Publishers alertam que o ‘Omnibus’ acrescenta obrigações, mas não melhora a monetização baseada em dados
Os publishers europeus reagiram com preocupação ao conteúdo do Digital Omnibus, publicado a 19 de novembro de 2025 — uma proposta que Bruxelas apresenta como forma de simplificar o labirinto regulatório digital. No setor editorial, porém, a leitura é substancialmente menos otimista: longe de clarificar o enquadramento do consentimento ou reduzir a pressão operacional, o texto é interpretado como um ajuste superficial que mantém intacta a lógica de fundo e acrescenta novas exigências suscetíveis de tornar ainda mais complexa a rentabilidade do modelo publicitário assente em dados.
Uma parte do mal-estar nasce da perceção de que a proposta não traz benefícios práticos para quem sustenta modelos de conteúdo gratuito financiado por publicidade. Da parte da News Media Europe — que representa mais de 2.700 marcas de informação — o seu responsável de políticas, Iacob Gammeltoft, argumenta que a anunciada “simplificação” não se traduz em vantagens concretas para os media e que o resultado pode até ser contraproducente ao adicionar requisitos adicionais de gestão de consentimento. Na prática, a promessa de reduzir fricções esbate-se quando o objetivo parece apenas deslocar o problema, em vez de o resolver na raiz.

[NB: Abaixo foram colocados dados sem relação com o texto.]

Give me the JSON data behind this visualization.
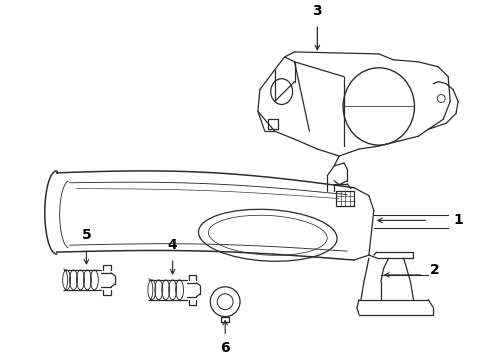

Consentimento a nível de navegador: simplificação ou perda de controlo?
O ponto mais inquietante para os publishers é a opção de configurar o consentimento ao nível do navegador ou do dispositivo. Em teoria, permitir que o utilizador defina uma preferência única e transversal poderia reduzir a fadiga de banners e a multiplicidade de interfaces. Para os publishers, porém, esse mecanismo implica ceder uma camada crucial da relação com o utilizador a players externos — Chrome, Safari, Firefox ou os sistemas operativos móveis — com incentivos próprios e enorme poder de desenho de interface. O receio: que o gesto de recusa se torne uma decisão “para sempre” à escala da web, reduzindo a disponibilidade de sinal e empurrando anunciantes para os walled gardens com maior base de utilizadores autenticados.
Bert Verschelde, diretor de privacidade da DPG Media, sublinha ao Digiday que os rácios de consentimento dependem fortemente da forma como a escolha é apresentada. Se os navegadores adotarem posturas mais restritivas, o impacto nos media poderá ser relevante. E embora o Omnibus mencione a possibilidade de exceções para serviços de media, os publishers duvidam que o ecossistema AdTech queira assumir a responsabilidade de determinar quem se qualifica como tal, sem arriscar consequências regulatórias. Resultado: abre-se um novo campo de ambiguidade jurídica em vez de encerrar o anterior.
Consentimento com um clique: simplificar ou fragilizar a open web?
O segundo eixo de fricção é a aposta num consentimento de um clique para aceitar ou rejeitar cookies. A medida pretende uniformizar uma experiência fragmentada. Mas os publishers recordam que simplificar a recusa sem enquadrar adequadamente o uso de tecnologias de baixo risco pode deixar a open web com menos instrumentos para funções essenciais — desde medição e controlo de frequência até prevenção de fraude ou mitigação de fadiga publicitária. Num cenário em que cada ponto de sinal conta, perder margem nestas funções poderá degradar performance, eficiência e, em última instância, receitas.
No conjunto, os publishers consideram que o Digital Omnibus não corrige a assimetria estrutural entre ecossistemas abertos e fechados. Enquanto as grandes plataformas podem continuar a explorar dados em ambientes logados e controlados, os media ficariam expostos a uma lógica de consentimento mais rígida e dependente de intermediários tecnológicos. A consequência, na visão do setor, seria uma transferência indireta de poder para navegadores e walled gardens — precisamente no momento em que os publishers precisam de mais ferramentas (e não menos) para sustentar o jornalismo e o conteúdo de qualidade na Europa.
Enquanto se aguarda a evolução do texto no processo político, o recado dos publishers é inequívoco: a proposta não configura uma reforma estrutural do modelo europeu de consentimento, mas sim uma alteração de interface e de ponto de controlo. E se o utilizador e o dado são o centro da nova competição digital, os publishers receiam que esta versão do Omnibus os deixe a competir com menos autonomia, menos sinal e mais incerteza regulatória do que antes da tentativa de “arranjo”.